Son muchos los jóvenes, y las parejas, que declaran su voluntad de no tener hijos. Es una opción que comunican a sus familias y amigos, una opción que se socializa. Las expectativas de la sociedad rara vez contemplan una posibilidad así: de hecho, las reacciones que he leído hablan, más que nada, de que faltarán brazos para sostener una creciente población improductiva. La vida se alarga en Chile, pero no se renueva según lo calculado.
No es mi intención hablar de demografía, todo lo contrario. Me interesa hablar de la vaga y no tan vaga sensación de culpa y de miedo que estamos experimentando al mirar a los hijos y a los nietos. ¿Cómo será su vida, en este planeta amenazado por catástrofes climáticas, con las consiguientes dificultades para evitar calamidades? ¿Cómo será, si se ha abierto el frente de las pestes y las pandemias, y se han revelado con ello las grietas de las sociedades, las desigualdades, las fragilidades sociales? Los padres sospechan que sus hijos tienen pocas expectativas, a pesar de la educación en la que pusieron muchísima esperanza y sacrificio personal. Pensar que los hijos tendrán mejor vida que la propia era antes un lugar común en las diversas clases sociales. Hoy la desesperanza se cuela por muchas rendijas. A veces esa desesperanza incluso estalla.

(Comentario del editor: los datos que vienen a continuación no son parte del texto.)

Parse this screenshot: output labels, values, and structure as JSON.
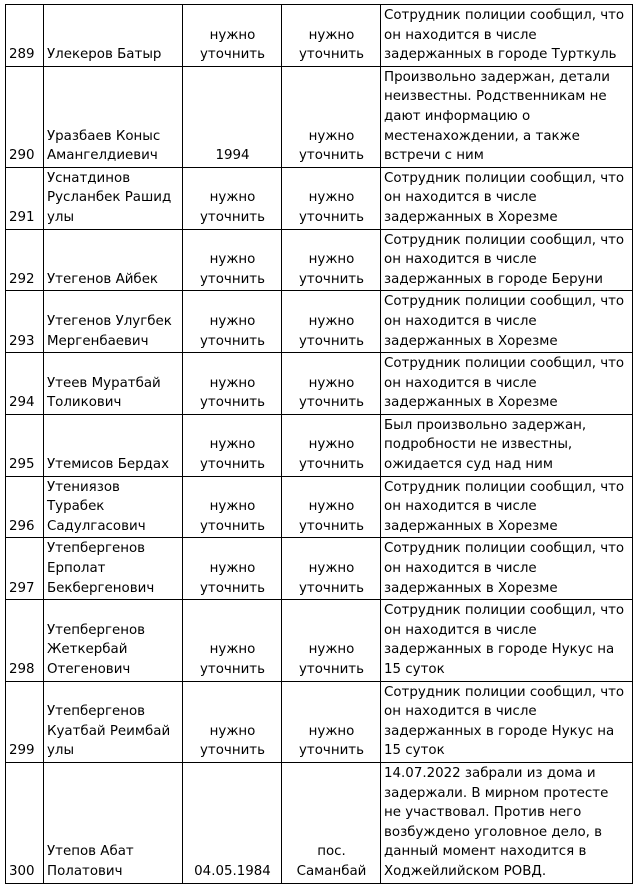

Al concentrarse la riqueza hasta límites inimaginables (¿se acuerdan que antes el 10% más rico era un escándalo? Hoy lo es el 1%, a nivel mundial), hasta las profesiones liberales se han proletarizado. Todos, de capitán a paje, viven midiendo su rendimiento en unos mecanismos de maximización de utilidades que terminarán por expulsarlos en movimiento centrífugo. Hay que trabajar horas incontables, y antes de la pandemia, dedicar horas largas a llegar y salir de los lugares de trabajo. ¿Es esa la vida que queremos regalar a alguien vulnerable y queridísimo, a un hijo, a una hija? ¿Es esa la puerta de desesperación que queremos abrir en nuestras vidas, la de saber que esos hijos muy probablemente estarán peor que nosotros?

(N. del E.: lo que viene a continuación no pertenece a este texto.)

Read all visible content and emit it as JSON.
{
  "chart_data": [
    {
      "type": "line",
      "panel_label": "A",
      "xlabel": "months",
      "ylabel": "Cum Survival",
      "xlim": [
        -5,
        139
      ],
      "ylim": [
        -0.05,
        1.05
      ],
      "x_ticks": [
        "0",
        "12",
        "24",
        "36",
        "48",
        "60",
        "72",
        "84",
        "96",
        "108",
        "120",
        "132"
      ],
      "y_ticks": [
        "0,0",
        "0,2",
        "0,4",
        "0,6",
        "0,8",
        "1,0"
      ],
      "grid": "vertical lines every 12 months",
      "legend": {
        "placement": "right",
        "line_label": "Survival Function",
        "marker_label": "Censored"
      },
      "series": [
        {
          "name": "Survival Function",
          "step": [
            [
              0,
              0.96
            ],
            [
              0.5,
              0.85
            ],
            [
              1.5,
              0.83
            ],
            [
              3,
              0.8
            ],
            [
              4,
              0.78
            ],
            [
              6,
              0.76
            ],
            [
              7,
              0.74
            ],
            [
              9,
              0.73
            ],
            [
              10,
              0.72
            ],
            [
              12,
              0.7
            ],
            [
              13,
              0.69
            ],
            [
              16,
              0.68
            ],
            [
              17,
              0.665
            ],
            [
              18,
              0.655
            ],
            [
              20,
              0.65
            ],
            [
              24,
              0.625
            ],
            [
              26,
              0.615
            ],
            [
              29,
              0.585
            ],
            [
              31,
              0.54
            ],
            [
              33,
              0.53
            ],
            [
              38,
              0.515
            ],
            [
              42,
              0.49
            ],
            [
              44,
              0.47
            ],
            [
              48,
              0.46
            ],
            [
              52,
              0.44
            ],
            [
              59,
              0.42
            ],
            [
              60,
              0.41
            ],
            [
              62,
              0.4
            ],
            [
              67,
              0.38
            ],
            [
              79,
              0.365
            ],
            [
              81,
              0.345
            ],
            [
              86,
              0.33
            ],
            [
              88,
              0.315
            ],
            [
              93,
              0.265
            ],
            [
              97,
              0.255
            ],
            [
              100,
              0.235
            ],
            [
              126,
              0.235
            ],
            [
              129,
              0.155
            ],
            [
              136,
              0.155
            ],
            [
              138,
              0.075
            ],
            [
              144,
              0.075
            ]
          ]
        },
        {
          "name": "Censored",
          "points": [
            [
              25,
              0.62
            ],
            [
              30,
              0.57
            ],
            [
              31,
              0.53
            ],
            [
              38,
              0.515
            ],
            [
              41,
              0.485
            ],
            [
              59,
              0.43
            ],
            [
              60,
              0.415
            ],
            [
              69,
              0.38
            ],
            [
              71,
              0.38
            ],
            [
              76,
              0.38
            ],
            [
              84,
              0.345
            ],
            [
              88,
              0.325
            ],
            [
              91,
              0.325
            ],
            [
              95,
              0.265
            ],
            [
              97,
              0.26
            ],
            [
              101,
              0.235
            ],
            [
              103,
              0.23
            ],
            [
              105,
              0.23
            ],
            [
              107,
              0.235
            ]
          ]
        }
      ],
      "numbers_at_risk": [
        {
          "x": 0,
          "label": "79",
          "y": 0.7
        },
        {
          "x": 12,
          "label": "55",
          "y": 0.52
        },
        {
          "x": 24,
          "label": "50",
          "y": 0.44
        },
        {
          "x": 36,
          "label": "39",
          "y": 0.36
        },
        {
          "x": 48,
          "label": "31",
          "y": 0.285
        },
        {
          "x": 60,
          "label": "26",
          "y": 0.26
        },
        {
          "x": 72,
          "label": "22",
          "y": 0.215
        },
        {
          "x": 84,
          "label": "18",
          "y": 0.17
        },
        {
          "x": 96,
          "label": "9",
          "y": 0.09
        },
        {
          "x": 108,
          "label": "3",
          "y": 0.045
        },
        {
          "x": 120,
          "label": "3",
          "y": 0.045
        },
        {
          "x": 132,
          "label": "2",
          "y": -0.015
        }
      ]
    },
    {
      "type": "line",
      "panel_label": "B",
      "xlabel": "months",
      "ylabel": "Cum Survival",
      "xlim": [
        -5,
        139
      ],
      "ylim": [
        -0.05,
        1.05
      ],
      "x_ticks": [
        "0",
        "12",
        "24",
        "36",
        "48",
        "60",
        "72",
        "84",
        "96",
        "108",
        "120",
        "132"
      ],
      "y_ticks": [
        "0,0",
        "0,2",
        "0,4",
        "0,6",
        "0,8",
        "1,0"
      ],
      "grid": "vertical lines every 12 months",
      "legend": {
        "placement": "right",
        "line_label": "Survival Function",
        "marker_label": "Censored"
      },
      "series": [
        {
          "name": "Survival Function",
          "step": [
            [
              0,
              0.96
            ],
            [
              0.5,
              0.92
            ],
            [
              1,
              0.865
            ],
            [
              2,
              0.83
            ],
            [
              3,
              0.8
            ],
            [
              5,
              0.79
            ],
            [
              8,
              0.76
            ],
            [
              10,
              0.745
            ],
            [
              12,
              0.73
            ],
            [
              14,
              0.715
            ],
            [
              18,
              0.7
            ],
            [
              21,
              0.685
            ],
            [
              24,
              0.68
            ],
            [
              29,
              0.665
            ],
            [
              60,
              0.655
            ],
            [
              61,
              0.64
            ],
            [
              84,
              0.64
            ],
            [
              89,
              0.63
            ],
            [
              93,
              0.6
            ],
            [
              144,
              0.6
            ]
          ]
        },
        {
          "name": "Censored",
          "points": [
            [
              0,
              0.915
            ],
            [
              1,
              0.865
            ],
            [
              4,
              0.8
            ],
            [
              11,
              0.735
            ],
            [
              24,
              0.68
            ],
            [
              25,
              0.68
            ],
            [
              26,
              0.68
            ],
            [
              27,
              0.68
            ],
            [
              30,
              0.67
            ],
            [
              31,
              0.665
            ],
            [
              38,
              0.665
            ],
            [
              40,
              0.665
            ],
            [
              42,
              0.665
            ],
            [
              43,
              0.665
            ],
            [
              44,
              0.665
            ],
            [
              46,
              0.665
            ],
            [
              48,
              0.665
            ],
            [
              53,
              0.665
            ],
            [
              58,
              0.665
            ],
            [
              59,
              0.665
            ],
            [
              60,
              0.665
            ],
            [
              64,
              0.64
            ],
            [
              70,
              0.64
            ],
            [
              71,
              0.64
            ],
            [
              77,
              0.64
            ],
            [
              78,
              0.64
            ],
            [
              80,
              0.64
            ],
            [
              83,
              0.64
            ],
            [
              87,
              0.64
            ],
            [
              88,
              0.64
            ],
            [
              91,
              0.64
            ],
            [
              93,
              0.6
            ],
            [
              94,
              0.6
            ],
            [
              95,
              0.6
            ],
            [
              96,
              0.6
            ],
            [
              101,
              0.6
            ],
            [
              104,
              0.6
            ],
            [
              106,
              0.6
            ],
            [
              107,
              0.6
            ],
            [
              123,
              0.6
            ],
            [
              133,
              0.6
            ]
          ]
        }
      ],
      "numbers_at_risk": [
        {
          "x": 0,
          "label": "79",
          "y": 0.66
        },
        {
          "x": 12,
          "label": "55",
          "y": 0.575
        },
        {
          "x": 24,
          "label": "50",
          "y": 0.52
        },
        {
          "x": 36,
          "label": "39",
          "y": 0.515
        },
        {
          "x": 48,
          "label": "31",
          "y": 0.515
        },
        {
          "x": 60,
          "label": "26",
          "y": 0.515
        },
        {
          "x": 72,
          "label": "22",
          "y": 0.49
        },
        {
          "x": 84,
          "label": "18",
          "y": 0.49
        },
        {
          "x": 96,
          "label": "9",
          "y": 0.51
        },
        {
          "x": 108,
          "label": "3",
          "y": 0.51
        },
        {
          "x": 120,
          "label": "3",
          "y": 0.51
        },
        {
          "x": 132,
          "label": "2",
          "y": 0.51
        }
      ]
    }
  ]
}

El agotamiento del trabajo lleva a relaciones humanas empobrecidas. El asombro desaparece, la aventura también, esa idea del “banquete de la vida” se transforma con facilidad en lo que el poeta César Vallejo llamó “la cena miserable”. No hay tiempo, en esta sociedad, tal como está, para cultivar paternidades y maternidades. Creo que la decisión de no tener hijos, en este cuadro, puede ser una decisión racional.

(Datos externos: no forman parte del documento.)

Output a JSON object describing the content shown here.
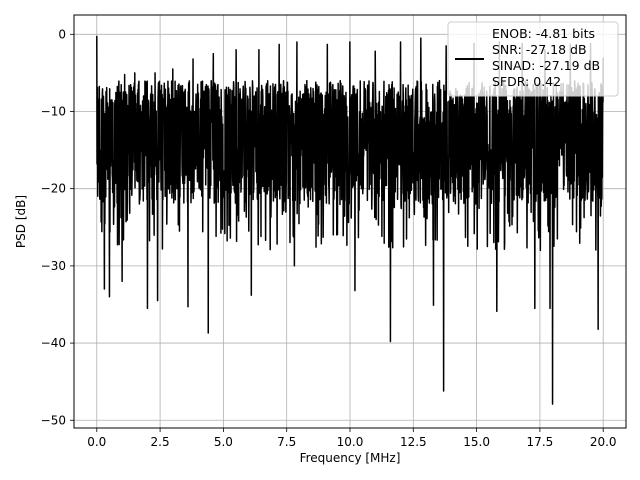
{
  "chart_data": {
    "type": "line",
    "title": "",
    "xlabel": "Frequency [MHz]",
    "ylabel": "PSD [dB]",
    "xlim": [
      -0.9,
      20.9
    ],
    "ylim": [
      -51,
      2.5
    ],
    "xticks": [
      0.0,
      2.5,
      5.0,
      7.5,
      10.0,
      12.5,
      15.0,
      17.5,
      20.0
    ],
    "xtick_labels": [
      "0.0",
      "2.5",
      "5.0",
      "7.5",
      "10.0",
      "12.5",
      "15.0",
      "17.5",
      "20.0"
    ],
    "yticks": [
      0,
      -10,
      -20,
      -30,
      -40,
      -50
    ],
    "ytick_labels": [
      "0",
      "−10",
      "−20",
      "−30",
      "−40",
      "−50"
    ],
    "grid": true,
    "legend_position": "top-right",
    "series": [
      {
        "name": "ENOB: -4.81 bits\nSNR: -27.18 dB\nSINAD: -27.19 dB\nSFDR: 0.42",
        "legend_lines": [
          "ENOB: -4.81 bits",
          "SNR: -27.18 dB",
          "SINAD: -27.19 dB",
          "SFDR: 0.42"
        ],
        "color": "#000000",
        "description_range": [
          0,
          20
        ],
        "peaks": [
          [
            0.0,
            -0.2
          ],
          [
            0.5,
            -5.5
          ],
          [
            1.1,
            -5.2
          ],
          [
            1.5,
            -5.0
          ],
          [
            2.3,
            -5.0
          ],
          [
            3.0,
            -4.5
          ],
          [
            3.8,
            -3.2
          ],
          [
            4.6,
            -2.5
          ],
          [
            5.5,
            -2.0
          ],
          [
            6.4,
            -2.0
          ],
          [
            7.2,
            -1.3
          ],
          [
            7.9,
            -1.0
          ],
          [
            9.1,
            -1.3
          ],
          [
            10.0,
            -1.0
          ],
          [
            11.0,
            -2.2
          ],
          [
            12.0,
            -1.0
          ],
          [
            12.8,
            -0.5
          ],
          [
            13.8,
            -1.5
          ],
          [
            14.9,
            -1.2
          ],
          [
            15.9,
            -1.0
          ],
          [
            16.8,
            -1.2
          ],
          [
            17.7,
            -2.0
          ],
          [
            18.7,
            -1.3
          ],
          [
            19.5,
            -1.2
          ],
          [
            20.0,
            -3.0
          ]
        ],
        "troughs": [
          [
            0.3,
            -33.0
          ],
          [
            0.5,
            -34.0
          ],
          [
            1.0,
            -32.0
          ],
          [
            2.0,
            -35.5
          ],
          [
            2.4,
            -34.5
          ],
          [
            3.6,
            -35.3
          ],
          [
            4.4,
            -38.7
          ],
          [
            6.1,
            -33.8
          ],
          [
            7.8,
            -30.0
          ],
          [
            10.2,
            -33.2
          ],
          [
            11.6,
            -39.8
          ],
          [
            13.3,
            -35.1
          ],
          [
            13.7,
            -46.2
          ],
          [
            15.8,
            -35.9
          ],
          [
            17.3,
            -35.5
          ],
          [
            17.9,
            -35.5
          ],
          [
            18.0,
            -47.9
          ],
          [
            19.8,
            -38.2
          ]
        ],
        "band_upper_db": -6,
        "band_lower_db": -22
      }
    ]
  }
}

Hay un comportamiento (demográfico, sí) que da testimonio de las condiciones en que una sociedad está viviendo. Puede llevar incluso a su extinción, a través de estados fallidos y otros horrores. No queda sino agradecer la tremenda esperanza de quienes traen hijos a este mundo y logran gozar ese asombro. Exceden los parámetros utilitarios. El ser humano no es una realidad utilitaria ni económica. El ser humano es un conjunto asombroso de posibilidades. Porque la vida —ojalá— tiene más imaginación que nosotros.